In the mitochondrial fraction of the placenta, organelles of particularly large sizes are less common, and in most of them the cristae structure is preserved.

In the homogenate and mitochondria of the uterine muscle and placental tissue, an increase in the activity of creatine phosphokinase, succinate dehydrogenase, cytochrome-C-oxinase and the total content of nucleic acids is detected, which in turn indicates the functional completeness of the uterine myocytes, placental cells and their mitochondria, against the background of the picture of compensated metabolic acidosis and an increase in the activity of creatine phosphokinase and the total content of nucleic acids existing at this time in the blood of women in labor.

The results of the conducted experimental studies also showed that intravenous administration of a buffer solution to animals, even with uncompensated metabolic acidosis, leads to normalization of the acid-base and electrolyte balance in the blood, the activity of mitochondrial respiratory enzymes and the total content of nucleic acids in the myometrium, and together with oxytocin significantly increases the severity of contractions of the uterine horns, whereas intramuscular administration of estrogenic hormones, as well as intravenous oxytocin in a 5% glucose solution, does not lead to the restoration of the studied parameters and a significant increase in the contractility of the myometrium. In addition, it was found that sodium succinate, which is part of the buffer solution, increases the activity of the mitochondrial enzymes succinate dehydrogenase and cytochrome C oxidase, which is apparently associated with the high efficiency and productivity of this acid in maintaining the energy potential of the cell. The inclusion of succinic acid in the metabolic cycle activates not only energy but also plastic processes, since the four-carbon skeleton of this acid is also used for the synthesis of all types of oxidative cell systems on a porphyrin basis (cytochromes, catalase, peroxidase, etc.). This mechanism also explains adaptation to hypoxia - increased regeneration of mitochondria when taking succinic acid.

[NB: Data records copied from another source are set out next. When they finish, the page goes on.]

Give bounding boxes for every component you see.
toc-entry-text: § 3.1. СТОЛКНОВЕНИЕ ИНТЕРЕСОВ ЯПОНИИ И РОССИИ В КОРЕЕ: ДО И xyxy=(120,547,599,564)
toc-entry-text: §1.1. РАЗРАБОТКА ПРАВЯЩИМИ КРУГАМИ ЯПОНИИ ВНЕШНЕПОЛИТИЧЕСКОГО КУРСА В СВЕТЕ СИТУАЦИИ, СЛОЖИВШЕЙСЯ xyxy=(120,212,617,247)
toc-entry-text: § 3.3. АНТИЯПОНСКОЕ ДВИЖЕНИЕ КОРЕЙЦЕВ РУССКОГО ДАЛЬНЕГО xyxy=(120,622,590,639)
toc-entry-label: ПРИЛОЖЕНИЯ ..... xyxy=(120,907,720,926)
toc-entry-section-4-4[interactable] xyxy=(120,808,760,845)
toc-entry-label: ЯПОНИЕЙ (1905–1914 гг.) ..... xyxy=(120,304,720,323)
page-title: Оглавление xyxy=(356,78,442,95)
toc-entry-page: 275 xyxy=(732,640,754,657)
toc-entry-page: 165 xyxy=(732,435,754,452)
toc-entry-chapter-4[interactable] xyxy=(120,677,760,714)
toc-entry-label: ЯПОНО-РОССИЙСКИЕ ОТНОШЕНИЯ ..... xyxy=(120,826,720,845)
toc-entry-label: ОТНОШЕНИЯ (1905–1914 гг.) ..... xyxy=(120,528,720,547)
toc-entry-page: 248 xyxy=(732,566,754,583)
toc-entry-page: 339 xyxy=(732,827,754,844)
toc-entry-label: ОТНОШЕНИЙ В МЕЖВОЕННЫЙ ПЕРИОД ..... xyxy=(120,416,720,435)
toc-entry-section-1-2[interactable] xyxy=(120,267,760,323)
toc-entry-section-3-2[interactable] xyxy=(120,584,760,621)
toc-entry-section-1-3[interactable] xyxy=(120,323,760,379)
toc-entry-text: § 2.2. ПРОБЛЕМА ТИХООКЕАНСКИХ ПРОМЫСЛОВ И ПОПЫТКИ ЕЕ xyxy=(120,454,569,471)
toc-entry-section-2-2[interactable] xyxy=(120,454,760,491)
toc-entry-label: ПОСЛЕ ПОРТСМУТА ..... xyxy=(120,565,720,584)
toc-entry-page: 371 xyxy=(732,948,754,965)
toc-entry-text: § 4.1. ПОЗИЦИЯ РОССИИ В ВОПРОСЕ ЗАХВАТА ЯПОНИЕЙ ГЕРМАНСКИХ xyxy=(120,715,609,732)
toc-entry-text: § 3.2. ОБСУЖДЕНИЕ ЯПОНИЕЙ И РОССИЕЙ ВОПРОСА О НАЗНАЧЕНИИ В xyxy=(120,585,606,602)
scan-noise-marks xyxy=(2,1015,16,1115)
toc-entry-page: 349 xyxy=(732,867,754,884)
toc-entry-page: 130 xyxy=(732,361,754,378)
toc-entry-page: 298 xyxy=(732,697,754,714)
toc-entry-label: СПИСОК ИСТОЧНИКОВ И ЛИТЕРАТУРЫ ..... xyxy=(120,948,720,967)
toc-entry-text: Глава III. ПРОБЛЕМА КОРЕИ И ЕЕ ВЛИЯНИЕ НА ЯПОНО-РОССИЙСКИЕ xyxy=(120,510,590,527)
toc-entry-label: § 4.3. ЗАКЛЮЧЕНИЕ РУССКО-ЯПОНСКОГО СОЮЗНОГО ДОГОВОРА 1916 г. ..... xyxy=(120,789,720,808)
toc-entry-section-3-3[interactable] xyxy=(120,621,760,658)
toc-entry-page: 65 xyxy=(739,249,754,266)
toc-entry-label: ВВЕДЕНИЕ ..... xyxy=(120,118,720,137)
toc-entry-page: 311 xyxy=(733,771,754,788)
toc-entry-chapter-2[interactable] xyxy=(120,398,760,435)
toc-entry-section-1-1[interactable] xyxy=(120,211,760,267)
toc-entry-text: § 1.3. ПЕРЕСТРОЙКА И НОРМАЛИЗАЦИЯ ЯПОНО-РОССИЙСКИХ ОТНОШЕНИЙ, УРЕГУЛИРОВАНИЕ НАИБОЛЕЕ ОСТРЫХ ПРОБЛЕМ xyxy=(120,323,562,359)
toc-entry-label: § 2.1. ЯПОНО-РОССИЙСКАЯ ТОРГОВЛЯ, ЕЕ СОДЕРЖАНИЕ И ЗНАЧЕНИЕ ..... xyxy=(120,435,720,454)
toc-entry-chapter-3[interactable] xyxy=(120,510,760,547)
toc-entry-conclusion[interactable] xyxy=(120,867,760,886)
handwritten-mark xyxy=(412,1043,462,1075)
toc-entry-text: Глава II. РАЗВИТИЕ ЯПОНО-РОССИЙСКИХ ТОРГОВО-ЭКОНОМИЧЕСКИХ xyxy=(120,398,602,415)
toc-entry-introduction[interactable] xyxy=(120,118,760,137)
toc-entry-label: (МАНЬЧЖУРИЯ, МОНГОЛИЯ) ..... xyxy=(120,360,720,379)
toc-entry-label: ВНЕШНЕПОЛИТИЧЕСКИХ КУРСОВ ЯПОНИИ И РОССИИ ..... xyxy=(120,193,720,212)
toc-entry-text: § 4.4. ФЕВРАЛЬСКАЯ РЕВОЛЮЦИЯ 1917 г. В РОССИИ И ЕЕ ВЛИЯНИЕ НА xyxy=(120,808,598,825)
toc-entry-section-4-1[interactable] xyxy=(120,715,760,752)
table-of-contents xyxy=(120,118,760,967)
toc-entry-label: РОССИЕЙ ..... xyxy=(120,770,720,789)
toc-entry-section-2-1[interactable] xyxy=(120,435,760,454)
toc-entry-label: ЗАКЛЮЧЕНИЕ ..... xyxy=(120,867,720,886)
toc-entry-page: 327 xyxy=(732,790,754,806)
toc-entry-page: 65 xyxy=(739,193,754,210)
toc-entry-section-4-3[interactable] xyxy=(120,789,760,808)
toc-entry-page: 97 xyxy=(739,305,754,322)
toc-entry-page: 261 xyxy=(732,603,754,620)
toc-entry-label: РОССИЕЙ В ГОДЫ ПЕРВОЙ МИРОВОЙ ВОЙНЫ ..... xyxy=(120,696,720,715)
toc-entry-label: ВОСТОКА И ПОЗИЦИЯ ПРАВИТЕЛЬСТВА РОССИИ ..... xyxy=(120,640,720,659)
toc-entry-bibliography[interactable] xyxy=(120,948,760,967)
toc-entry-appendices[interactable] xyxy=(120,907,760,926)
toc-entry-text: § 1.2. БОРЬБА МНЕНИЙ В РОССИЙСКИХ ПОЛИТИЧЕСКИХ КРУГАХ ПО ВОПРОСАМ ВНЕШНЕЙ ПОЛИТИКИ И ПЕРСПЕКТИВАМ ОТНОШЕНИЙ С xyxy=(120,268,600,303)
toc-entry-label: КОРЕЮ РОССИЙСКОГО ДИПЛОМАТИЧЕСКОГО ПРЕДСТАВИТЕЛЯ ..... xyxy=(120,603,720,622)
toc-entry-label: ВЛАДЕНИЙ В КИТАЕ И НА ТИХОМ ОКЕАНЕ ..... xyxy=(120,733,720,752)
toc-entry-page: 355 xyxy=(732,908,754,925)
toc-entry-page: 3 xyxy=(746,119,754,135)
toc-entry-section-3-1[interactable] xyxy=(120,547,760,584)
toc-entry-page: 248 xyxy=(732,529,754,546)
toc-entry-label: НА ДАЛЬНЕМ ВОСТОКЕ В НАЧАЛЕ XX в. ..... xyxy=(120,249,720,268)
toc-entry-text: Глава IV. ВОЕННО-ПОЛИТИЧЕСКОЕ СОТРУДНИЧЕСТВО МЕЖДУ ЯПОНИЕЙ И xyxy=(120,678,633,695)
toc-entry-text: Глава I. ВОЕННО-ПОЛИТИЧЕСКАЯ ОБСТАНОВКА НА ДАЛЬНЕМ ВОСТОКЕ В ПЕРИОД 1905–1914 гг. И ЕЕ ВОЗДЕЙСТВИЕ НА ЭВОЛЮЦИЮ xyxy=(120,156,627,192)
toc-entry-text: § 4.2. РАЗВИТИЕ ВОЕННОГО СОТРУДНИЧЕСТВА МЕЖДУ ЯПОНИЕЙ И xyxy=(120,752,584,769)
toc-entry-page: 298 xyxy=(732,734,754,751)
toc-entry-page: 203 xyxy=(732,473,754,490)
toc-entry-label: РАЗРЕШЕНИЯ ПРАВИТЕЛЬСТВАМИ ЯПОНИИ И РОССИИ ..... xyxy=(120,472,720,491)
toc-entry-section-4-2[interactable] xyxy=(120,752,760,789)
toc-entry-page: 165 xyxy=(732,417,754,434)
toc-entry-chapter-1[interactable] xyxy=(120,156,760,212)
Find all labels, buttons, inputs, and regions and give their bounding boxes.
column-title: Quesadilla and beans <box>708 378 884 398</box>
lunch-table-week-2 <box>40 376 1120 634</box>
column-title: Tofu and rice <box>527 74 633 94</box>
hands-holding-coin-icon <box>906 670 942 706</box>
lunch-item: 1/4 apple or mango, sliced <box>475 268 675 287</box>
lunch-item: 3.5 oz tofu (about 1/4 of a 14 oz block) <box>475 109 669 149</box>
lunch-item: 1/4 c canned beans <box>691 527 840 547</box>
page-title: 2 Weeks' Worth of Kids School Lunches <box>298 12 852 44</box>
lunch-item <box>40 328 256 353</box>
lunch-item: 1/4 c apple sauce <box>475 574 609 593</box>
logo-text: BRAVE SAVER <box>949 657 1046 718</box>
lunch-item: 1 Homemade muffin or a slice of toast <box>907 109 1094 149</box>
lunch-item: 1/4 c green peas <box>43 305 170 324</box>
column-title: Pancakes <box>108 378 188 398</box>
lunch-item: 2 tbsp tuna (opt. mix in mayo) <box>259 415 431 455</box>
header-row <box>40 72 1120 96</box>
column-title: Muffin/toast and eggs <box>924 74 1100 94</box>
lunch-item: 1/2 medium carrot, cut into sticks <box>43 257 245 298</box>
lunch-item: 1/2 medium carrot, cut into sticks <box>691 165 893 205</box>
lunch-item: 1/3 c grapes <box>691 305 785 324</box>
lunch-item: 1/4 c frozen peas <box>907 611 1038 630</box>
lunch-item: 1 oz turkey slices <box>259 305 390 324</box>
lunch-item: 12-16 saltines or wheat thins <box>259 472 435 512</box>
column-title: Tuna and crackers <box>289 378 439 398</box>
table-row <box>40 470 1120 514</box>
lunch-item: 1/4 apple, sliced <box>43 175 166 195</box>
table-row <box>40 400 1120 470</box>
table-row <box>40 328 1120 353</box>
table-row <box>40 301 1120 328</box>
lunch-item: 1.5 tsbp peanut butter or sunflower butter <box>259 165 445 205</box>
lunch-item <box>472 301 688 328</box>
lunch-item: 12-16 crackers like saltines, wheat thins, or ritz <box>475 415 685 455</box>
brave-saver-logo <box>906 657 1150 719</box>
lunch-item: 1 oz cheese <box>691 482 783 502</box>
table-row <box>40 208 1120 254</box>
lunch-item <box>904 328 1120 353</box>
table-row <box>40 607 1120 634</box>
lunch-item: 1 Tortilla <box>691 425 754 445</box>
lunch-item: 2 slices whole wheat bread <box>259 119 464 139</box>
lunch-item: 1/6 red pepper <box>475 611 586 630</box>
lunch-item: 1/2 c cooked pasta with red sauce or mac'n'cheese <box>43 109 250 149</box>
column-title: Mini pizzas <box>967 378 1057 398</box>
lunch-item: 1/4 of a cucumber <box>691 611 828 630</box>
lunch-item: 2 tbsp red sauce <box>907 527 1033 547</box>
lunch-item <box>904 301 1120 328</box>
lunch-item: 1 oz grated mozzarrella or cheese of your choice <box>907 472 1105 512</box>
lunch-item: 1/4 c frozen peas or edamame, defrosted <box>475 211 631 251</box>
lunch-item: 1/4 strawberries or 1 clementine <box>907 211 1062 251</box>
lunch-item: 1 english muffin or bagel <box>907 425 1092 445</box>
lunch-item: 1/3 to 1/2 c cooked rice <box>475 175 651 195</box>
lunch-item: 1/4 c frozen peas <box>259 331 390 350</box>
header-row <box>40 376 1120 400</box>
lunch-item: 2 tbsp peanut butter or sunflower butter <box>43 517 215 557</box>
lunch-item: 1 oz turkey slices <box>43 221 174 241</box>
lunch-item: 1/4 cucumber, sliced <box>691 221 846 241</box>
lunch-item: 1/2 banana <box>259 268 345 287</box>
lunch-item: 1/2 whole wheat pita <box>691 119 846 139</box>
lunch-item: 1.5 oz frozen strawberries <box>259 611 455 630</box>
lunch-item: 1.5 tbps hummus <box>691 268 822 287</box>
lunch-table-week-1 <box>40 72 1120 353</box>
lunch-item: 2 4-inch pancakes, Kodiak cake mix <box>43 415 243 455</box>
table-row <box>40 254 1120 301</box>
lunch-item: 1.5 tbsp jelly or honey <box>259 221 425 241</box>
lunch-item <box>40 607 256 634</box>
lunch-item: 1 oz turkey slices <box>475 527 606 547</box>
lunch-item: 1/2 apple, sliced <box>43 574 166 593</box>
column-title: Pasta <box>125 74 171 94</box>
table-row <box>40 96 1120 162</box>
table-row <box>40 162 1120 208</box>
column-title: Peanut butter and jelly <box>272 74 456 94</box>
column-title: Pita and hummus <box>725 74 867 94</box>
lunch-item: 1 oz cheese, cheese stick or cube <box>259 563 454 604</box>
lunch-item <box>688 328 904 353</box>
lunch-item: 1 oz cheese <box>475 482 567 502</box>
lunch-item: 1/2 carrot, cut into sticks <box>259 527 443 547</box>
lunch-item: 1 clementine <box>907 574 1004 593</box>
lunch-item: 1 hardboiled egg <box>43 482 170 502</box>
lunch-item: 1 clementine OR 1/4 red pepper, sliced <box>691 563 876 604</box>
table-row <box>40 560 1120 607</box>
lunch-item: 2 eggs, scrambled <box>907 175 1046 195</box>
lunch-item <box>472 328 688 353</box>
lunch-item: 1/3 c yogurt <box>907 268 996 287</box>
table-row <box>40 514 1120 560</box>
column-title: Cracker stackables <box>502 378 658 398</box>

A comparative analysis of the results of a study of the X-ray structure of the contractile apparatus of the uterine muscle of women showed that after intravenous administration of oxytocin in a buffer solution, the most distinct increase in the degree of ordering of fibrillar proteins, an improvement in the degree of orientation of contractile protein molecules, and an approximation of the diffraction pattern of these muscle models to those prepared from the uterine muscle of women with normal labor activity are noted.

Thus, during the labor-stimulating therapy with intravenous drip administration of oxytocin in a buffer solution, we have revealed a sharp increase in the reparative regeneration of mitochondrial membranes (cristae) and other membrane structures in uterine myocytes and placental cells, which may indicate an increase in the intensity of oxidative phosphorylation processes along with an increase in the intensity of oxidation-reduction processes. This is confirmed by our discovery of an increase in the activity of creatine phosphokinase, succinate dehydrogenase, cytochrome-C oxidase and an increase in the total content of nucleic acids in the homogenate and mitochondria of the myometrium and placenta, and in the contractile apparatus of the uterine muscle - the existence of a pronounced orientation of fibrillar protein molecules, leading to an increase in the tension developed under the action of ATP by bundles of glycerinated myometrium cells.

The new data we obtained on the structural and functional characteristics of the contractile apparatus of the uterine muscle and the subcellular formations of the myometrium and placental tissue allowed us to establish new, previously unknown aspects of the pathogenesis of weakness of labor and to substantiate a new complex method of labor-stimulating therapy with intravenous administration of oxytocin in a buffer solution, correcting the metabolic processes in the body of mothers and fetuses that are impaired in this pathology of labor.